13. Sensor (26) according to claim 12, characterized in that m extension of the axis of rotation of the shaft (18) two cross-arranged pulse wires with induction coils (56) are provided.

14. Sensor (26) according to any one of the preceding claims, characterized in that the signal receiver (52) are arranged on a circuit board (50) arranged in the housing.

15. Sensor (26) according to claim 14, characterized in that an evaluation unit for determining the angle of rotation of the shaft (18) is arranged on the circuit board.

16. Sensor (26) according to any one of the preceding claims, characterized in that the housing (28) in

 Is essentially rotationally symmetrical and / or comprises a cover for at least largely tight closing.

17. Sensor (26) according to any one of the preceding claims, characterized in that the signal receiver (52) by a wall (62) from the signal transmitter (48) separated in a space (58) which is closed off from the surroundings is arranged in the housing (38).

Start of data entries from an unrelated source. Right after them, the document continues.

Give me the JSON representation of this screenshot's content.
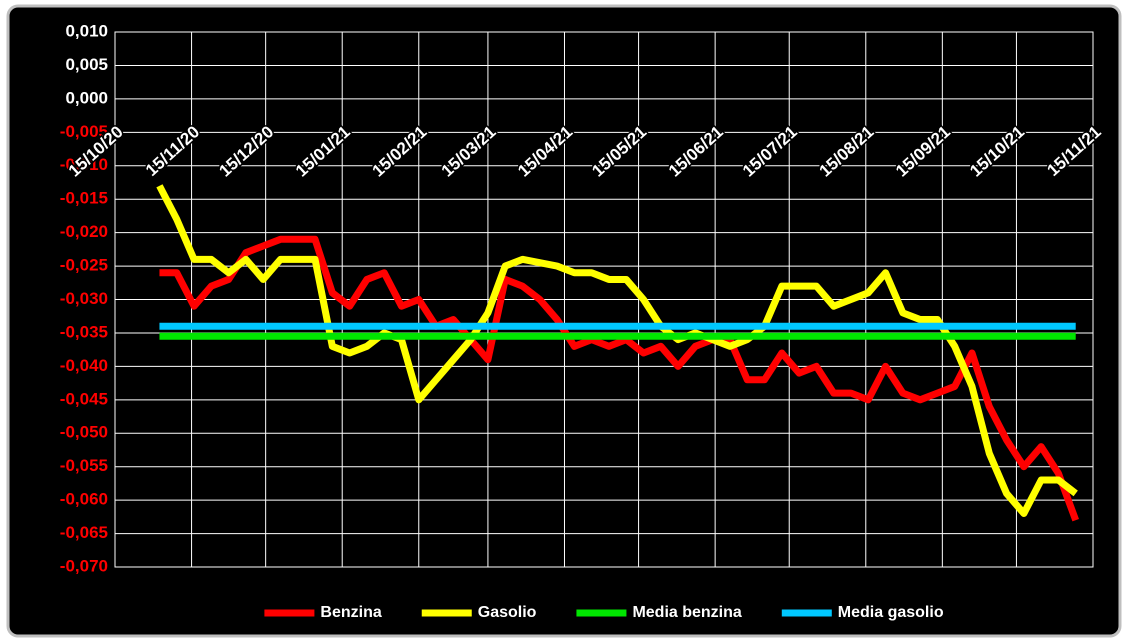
{
  "chart_data": {
    "type": "line",
    "x": [
      "2020-11-02",
      "2020-11-09",
      "2020-11-16",
      "2020-11-23",
      "2020-11-30",
      "2020-12-07",
      "2020-12-14",
      "2020-12-21",
      "2020-12-28",
      "2021-01-04",
      "2021-01-11",
      "2021-01-18",
      "2021-01-25",
      "2021-02-01",
      "2021-02-08",
      "2021-02-15",
      "2021-02-22",
      "2021-03-01",
      "2021-03-08",
      "2021-03-15",
      "2021-03-22",
      "2021-03-29",
      "2021-04-05",
      "2021-04-12",
      "2021-04-19",
      "2021-04-26",
      "2021-05-03",
      "2021-05-10",
      "2021-05-17",
      "2021-05-24",
      "2021-05-31",
      "2021-06-07",
      "2021-06-14",
      "2021-06-21",
      "2021-06-28",
      "2021-07-05",
      "2021-07-12",
      "2021-07-19",
      "2021-07-26",
      "2021-08-02",
      "2021-08-09",
      "2021-08-16",
      "2021-08-23",
      "2021-08-30",
      "2021-09-06",
      "2021-09-13",
      "2021-09-20",
      "2021-09-27",
      "2021-10-04",
      "2021-10-11",
      "2021-10-18",
      "2021-10-25",
      "2021-11-01",
      "2021-11-08"
    ],
    "xlim": [
      "2020-10-15",
      "2021-11-15"
    ],
    "xticks": [
      {
        "value": "2020-10-15",
        "label": "15/10/20"
      },
      {
        "value": "2020-11-15",
        "label": "15/11/20"
      },
      {
        "value": "2020-12-15",
        "label": "15/12/20"
      },
      {
        "value": "2021-01-15",
        "label": "15/01/21"
      },
      {
        "value": "2021-02-15",
        "label": "15/02/21"
      },
      {
        "value": "2021-03-15",
        "label": "15/03/21"
      },
      {
        "value": "2021-04-15",
        "label": "15/04/21"
      },
      {
        "value": "2021-05-15",
        "label": "15/05/21"
      },
      {
        "value": "2021-06-15",
        "label": "15/06/21"
      },
      {
        "value": "2021-07-15",
        "label": "15/07/21"
      },
      {
        "value": "2021-08-15",
        "label": "15/08/21"
      },
      {
        "value": "2021-09-15",
        "label": "15/09/21"
      },
      {
        "value": "2021-10-15",
        "label": "15/10/21"
      },
      {
        "value": "2021-11-15",
        "label": "15/11/21"
      }
    ],
    "ylim": [
      -0.07,
      0.01
    ],
    "yticks": [
      {
        "value": 0.01,
        "label": "0,010"
      },
      {
        "value": 0.005,
        "label": "0,005"
      },
      {
        "value": 0,
        "label": "0,000"
      },
      {
        "value": -0.005,
        "label": "-0,005"
      },
      {
        "value": -0.01,
        "label": "-0,010"
      },
      {
        "value": -0.015,
        "label": "-0,015"
      },
      {
        "value": -0.02,
        "label": "-0,020"
      },
      {
        "value": -0.025,
        "label": "-0,025"
      },
      {
        "value": -0.03,
        "label": "-0,030"
      },
      {
        "value": -0.035,
        "label": "-0,035"
      },
      {
        "value": -0.04,
        "label": "-0,040"
      },
      {
        "value": -0.045,
        "label": "-0,045"
      },
      {
        "value": -0.05,
        "label": "-0,050"
      },
      {
        "value": -0.055,
        "label": "-0,055"
      },
      {
        "value": -0.06,
        "label": "-0,060"
      },
      {
        "value": -0.065,
        "label": "-0,065"
      },
      {
        "value": -0.07,
        "label": "-0,070"
      }
    ],
    "grid": true,
    "legend": "bottom",
    "series": [
      {
        "name": "Benzina",
        "color": "#ff0000",
        "values": [
          -0.026,
          -0.026,
          -0.031,
          -0.028,
          -0.027,
          -0.023,
          -0.022,
          -0.021,
          -0.021,
          -0.021,
          -0.029,
          -0.031,
          -0.027,
          -0.026,
          -0.031,
          -0.03,
          -0.034,
          -0.033,
          -0.036,
          -0.039,
          -0.027,
          -0.028,
          -0.03,
          -0.033,
          -0.037,
          -0.036,
          -0.037,
          -0.036,
          -0.038,
          -0.037,
          -0.04,
          -0.037,
          -0.036,
          -0.036,
          -0.042,
          -0.042,
          -0.038,
          -0.041,
          -0.04,
          -0.044,
          -0.044,
          -0.045,
          -0.04,
          -0.044,
          -0.045,
          -0.044,
          -0.043,
          -0.038,
          -0.046,
          -0.051,
          -0.055,
          -0.052,
          -0.056,
          -0.063
        ]
      },
      {
        "name": "Gasolio",
        "color": "#ffff00",
        "values": [
          -0.013,
          -0.018,
          -0.024,
          -0.024,
          -0.026,
          -0.024,
          -0.027,
          -0.024,
          -0.024,
          -0.024,
          -0.037,
          -0.038,
          -0.037,
          -0.035,
          -0.036,
          -0.045,
          -0.042,
          -0.039,
          -0.036,
          -0.032,
          -0.025,
          -0.024,
          -0.0245,
          -0.025,
          -0.026,
          -0.026,
          -0.027,
          -0.027,
          -0.03,
          -0.034,
          -0.036,
          -0.035,
          -0.036,
          -0.037,
          -0.036,
          -0.034,
          -0.028,
          -0.028,
          -0.028,
          -0.031,
          -0.03,
          -0.029,
          -0.026,
          -0.032,
          -0.033,
          -0.033,
          -0.037,
          -0.043,
          -0.053,
          -0.059,
          -0.062,
          -0.057,
          -0.057,
          -0.059
        ]
      },
      {
        "name": "Media benzina",
        "color": "#00e600",
        "values": [
          -0.0355,
          -0.0355,
          -0.0355,
          -0.0355,
          -0.0355,
          -0.0355,
          -0.0355,
          -0.0355,
          -0.0355,
          -0.0355,
          -0.0355,
          -0.0355,
          -0.0355,
          -0.0355,
          -0.0355,
          -0.0355,
          -0.0355,
          -0.0355,
          -0.0355,
          -0.0355,
          -0.0355,
          -0.0355,
          -0.0355,
          -0.0355,
          -0.0355,
          -0.0355,
          -0.0355,
          -0.0355,
          -0.0355,
          -0.0355,
          -0.0355,
          -0.0355,
          -0.0355,
          -0.0355,
          -0.0355,
          -0.0355,
          -0.0355,
          -0.0355,
          -0.0355,
          -0.0355,
          -0.0355,
          -0.0355,
          -0.0355,
          -0.0355,
          -0.0355,
          -0.0355,
          -0.0355,
          -0.0355,
          -0.0355,
          -0.0355,
          -0.0355,
          -0.0355,
          -0.0355,
          -0.0355
        ]
      },
      {
        "name": "Media gasolio",
        "color": "#00c8ff",
        "values": [
          -0.034,
          -0.034,
          -0.034,
          -0.034,
          -0.034,
          -0.034,
          -0.034,
          -0.034,
          -0.034,
          -0.034,
          -0.034,
          -0.034,
          -0.034,
          -0.034,
          -0.034,
          -0.034,
          -0.034,
          -0.034,
          -0.034,
          -0.034,
          -0.034,
          -0.034,
          -0.034,
          -0.034,
          -0.034,
          -0.034,
          -0.034,
          -0.034,
          -0.034,
          -0.034,
          -0.034,
          -0.034,
          -0.034,
          -0.034,
          -0.034,
          -0.034,
          -0.034,
          -0.034,
          -0.034,
          -0.034,
          -0.034,
          -0.034,
          -0.034,
          -0.034,
          -0.034,
          -0.034,
          -0.034,
          -0.034,
          -0.034,
          -0.034,
          -0.034,
          -0.034,
          -0.034,
          -0.034
        ]
      }
    ]
  }
}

18. Sensor (26) according to any one of the preceding claims, characterized in that the angle of rotation sensor (26) is installed within a motor housing (12) of an electric motor (10).

19. rotation angle sensor system comprising a rotation angle sensor (26) according to one of the preceding claims and a

Shaft end (24), the attachment of the housing in space only via the shaft holder (42) of the

 Angle of rotation sensor (26) at the shaft end (24).